Bab 57 - No Turning Back
Langkah Dera terhenti ketika ia mendengar suara Raka memanggilnya. Dera memutar tubuh dan dilihatnya kakaknya itu berdiri di sisi jalan yang gelap hingga Dera tidak melihatnya tadi.
“Kakak nggak bakal maksa kamu pulang,” Raka berkata ketika Dera sudah akan masuk ke rumah Lyra. Dera terpaksa menahan langkahnya dan kembali menatap kakak sulungnya itu.
“Jadi Kakak mau apa ke sini?” tuntut Dera.
“Kakak besok pagi mau balik, jadi Kakak mau liat kamu bentar,” jawab Raka seraya tersenyum.
Sesaat, Raka tampak seperti kakaknya yang selalu memanjakannya.
“Kakak mau ngomong sama kamu bentar aja,” Raka berkata lagi. “Bentar aja, Kakak janji.”
“Aku bakal nemenin Dera,” Dhika tiba-tiba sudah berada di samping Dera dan menggenggam tangannya.
“Aku cuma mau ngomong bentar sama Dera,” Raka menekankan kalimatnya seraya menatap Dhika tajam.
“Ada hal penting yang mau Kak Raka omongin sama kamu, Ra. Sebentar aja,” pinta Raka.
Dera tak tega juga melihat kakaknya sampai meminta seperti itu.
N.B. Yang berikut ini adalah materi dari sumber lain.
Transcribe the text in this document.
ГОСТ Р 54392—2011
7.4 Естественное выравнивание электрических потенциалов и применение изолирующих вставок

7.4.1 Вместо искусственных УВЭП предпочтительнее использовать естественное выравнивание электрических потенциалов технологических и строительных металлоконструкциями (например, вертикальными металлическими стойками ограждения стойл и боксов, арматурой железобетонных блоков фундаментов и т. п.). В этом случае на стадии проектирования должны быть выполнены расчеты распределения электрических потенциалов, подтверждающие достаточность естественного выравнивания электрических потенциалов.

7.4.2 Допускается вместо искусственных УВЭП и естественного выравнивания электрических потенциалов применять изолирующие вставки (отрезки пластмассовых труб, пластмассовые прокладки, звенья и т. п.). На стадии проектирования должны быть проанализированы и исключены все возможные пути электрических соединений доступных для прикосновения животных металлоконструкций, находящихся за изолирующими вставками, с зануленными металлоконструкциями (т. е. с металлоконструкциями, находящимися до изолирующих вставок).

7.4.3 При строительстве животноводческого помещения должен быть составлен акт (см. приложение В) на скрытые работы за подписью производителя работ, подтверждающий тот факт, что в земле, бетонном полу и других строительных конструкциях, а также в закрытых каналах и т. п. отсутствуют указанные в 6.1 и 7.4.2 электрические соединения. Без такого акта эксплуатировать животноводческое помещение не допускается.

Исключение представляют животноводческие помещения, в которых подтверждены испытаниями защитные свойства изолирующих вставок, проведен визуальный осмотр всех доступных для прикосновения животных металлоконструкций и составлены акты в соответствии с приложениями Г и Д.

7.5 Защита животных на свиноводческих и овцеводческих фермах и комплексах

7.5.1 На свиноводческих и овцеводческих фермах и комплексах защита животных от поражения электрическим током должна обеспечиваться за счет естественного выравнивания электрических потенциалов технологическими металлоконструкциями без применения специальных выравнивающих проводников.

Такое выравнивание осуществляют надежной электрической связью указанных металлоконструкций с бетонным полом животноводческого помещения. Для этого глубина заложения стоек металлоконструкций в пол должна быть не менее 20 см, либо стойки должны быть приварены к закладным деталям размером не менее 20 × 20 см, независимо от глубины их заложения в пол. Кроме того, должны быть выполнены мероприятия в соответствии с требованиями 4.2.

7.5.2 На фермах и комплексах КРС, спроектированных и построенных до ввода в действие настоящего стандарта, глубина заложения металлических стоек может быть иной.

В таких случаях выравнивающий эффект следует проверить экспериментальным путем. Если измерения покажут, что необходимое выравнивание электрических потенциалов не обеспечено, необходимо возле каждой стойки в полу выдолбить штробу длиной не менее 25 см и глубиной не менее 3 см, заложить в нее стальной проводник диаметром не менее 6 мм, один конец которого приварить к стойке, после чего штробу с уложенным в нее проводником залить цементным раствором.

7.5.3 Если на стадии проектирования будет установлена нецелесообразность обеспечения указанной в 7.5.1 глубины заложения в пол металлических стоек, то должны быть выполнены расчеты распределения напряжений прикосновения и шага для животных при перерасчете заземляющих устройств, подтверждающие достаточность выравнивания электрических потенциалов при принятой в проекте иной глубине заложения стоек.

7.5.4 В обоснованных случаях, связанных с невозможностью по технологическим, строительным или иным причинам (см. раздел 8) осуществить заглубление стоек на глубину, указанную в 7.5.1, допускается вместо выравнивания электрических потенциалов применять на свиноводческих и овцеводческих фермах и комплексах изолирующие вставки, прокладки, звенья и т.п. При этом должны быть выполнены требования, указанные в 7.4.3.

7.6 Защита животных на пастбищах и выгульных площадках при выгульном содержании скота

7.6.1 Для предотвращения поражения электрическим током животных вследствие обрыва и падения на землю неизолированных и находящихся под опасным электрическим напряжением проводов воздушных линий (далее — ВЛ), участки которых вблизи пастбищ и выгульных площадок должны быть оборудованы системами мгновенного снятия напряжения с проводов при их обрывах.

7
“Aku pergi sendiri nggak pa-pa, Ka,” ucap Dera seraya melepaskan tangan Dhika.
“Tapi, Ra …”
“Dia kakakku,” sela Dera. “Bahkan meskipun aku marah sama Kak Raka, dia tetep kakakku, keluargaku. Ntar aku bakal langsung balik ke sini begitu Kak Raka selesai ngomong. Aku nggak bakal ikut Kak Raka pulang ke rumah juga karena aku beneran masih marah sama Kak Raka.”
Dhika masih tampak akan menolak, jadi Dera menambahkan,
“Please?”
Dhika mendesah berat, dan akhirnya mengangguk kecil. Dera tersenyum seraya menggumamkan terima kasih, sebelum ia berpamitan pada Prita dan Lyra, lalu berjalan ke arah Raka.
Dera menoleh ke belakang dan dilihatnya Dhika dan yang lain masih berdiri di depan gerbang rumah Lyra, Dera melemparkan senyum untuk menenangkan mereka. Terkadang, mereka memang terlalu mengkhawatirkan Dera dengan sedikit terlalu berlebihan.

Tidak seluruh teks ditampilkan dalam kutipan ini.